Another new illness sprung its ugly head almost a year later. This meant a new specialist. Once again after the nurse had checked us in she made a comment. This comment was different. She thought it was nice my husbands granddaughter was taking care of him. Granddaughter? I know he had aged, I know I had aged, but had he aged that much in one year I wondered. I mentioned to the nurse I was his wife and she apologized profusely saying she did not mean to offend my husband. I told her it was okay. By this time my husband had started to pay attention to anything but the fact that he was in the doctor’s office for another illness. He was busy trying to make sure what he said came out correctly, he wanted to be able to joke with the nurses or doctors to make them feel more comfortable and yes, to make himself more comfortable with all that was happening as well. He never heard the granddaughter remark.

He did on occasion catch glimpses of himself with all the mirrors and reflective surfaces in the universities clinics, which are located and attached to the hospital. Sometimes he would ask me if he looked as bad as the reflection. This was a hard one for me, as when I looked at him, I did not see a sick man or an old man, I saw the man I loved. But if he asked then I would have to look at his appearance. I did not want to lie. So I would tell him how we all reflect badly in the surfaces there. He was satisfied with that answer. There were other times he saw things and was more specific with his questions. An example would be, if he looked as skinny as the reflection, with this I would answer he had lost weight but the reflections were still distorted. It was hard to catch a glimpse of myself. It must have been extremely hard on him to see himself in the reflections.

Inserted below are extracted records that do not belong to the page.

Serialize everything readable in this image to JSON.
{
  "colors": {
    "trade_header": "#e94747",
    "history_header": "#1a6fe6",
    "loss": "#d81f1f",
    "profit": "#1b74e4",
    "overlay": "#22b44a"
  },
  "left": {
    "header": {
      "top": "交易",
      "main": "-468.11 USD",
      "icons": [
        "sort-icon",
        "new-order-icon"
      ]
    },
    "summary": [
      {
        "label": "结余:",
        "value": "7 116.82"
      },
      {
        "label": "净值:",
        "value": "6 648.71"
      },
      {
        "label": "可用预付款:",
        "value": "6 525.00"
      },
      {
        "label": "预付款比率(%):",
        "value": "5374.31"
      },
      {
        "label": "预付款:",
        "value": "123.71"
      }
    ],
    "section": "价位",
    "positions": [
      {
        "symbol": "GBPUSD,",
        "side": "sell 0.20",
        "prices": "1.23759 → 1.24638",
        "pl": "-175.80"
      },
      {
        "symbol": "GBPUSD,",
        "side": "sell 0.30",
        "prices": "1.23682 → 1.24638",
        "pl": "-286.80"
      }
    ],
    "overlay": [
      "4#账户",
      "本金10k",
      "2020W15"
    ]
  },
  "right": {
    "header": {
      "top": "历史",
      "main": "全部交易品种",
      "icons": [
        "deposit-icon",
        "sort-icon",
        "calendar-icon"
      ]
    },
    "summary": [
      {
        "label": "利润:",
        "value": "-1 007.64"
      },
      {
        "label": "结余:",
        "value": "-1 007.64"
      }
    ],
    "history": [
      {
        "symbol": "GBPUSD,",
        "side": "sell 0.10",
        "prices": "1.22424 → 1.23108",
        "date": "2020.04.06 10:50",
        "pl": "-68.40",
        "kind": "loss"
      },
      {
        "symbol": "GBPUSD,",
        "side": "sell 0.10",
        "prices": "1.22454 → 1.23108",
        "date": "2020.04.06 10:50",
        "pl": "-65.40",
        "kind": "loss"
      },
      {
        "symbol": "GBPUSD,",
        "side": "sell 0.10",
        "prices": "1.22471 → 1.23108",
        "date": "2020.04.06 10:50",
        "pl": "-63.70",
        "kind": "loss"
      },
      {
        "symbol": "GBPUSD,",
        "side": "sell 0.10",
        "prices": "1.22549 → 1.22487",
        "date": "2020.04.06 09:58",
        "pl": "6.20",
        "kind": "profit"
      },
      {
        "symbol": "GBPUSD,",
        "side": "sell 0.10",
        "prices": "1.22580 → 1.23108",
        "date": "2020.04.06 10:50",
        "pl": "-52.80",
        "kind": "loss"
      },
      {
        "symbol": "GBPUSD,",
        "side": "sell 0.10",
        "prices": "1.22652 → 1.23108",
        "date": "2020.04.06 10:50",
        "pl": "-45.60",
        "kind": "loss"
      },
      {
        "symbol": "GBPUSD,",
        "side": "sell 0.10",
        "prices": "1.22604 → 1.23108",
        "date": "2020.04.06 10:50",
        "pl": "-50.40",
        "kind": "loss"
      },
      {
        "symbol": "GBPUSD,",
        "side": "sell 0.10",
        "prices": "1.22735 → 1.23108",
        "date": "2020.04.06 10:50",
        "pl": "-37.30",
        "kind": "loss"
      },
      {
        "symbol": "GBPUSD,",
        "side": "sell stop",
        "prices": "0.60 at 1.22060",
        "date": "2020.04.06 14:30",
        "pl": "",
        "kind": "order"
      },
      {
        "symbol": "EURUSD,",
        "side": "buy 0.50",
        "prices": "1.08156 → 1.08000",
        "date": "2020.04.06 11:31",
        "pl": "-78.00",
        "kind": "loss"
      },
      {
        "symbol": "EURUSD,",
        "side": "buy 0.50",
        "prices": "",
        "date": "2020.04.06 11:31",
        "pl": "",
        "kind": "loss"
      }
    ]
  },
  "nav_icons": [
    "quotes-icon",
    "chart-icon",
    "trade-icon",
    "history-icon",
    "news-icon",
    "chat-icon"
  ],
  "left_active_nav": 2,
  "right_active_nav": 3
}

I wonder how many people go into the hospital for long stays with serious, life threatening illnesses come out looking no different then when they first were admitted. I know from my experience, there were some in rooms near my husbands whose loved ones started to age while they were there. All the ill near my husband’s room did not have such long stays in the hospital as my husband did, yet their weariness was evident in their appearance. I never mentioned it to any, they were going through enough worry. I am sure many felt like I did, no longer caring what we looked like, just wanting our loved ones to recover and come home with us.

Now that my husband has died, I wonder if my appearance looks as if I have aged more. I wonder if my face has got the look of someone who is so tired and worn out that even the thought of doing anything makes me feel worn out. I wonder if the blank stare I feel I have all the time appears to others. There are also times I wonder if I look the same as before. For some reason, looking the same is not a comforting thought. It should be, but it is not. If I look the same, I feel as though all that we went through together left no mark on me. As though it never happened. As if my husband was just a passing thought not an every day, important and essential part of my life. For now I will not know what I look like. My husband was my most truthful mirror. He is not here to tell me. As for the mirror, I am not ready to look into one quite yet.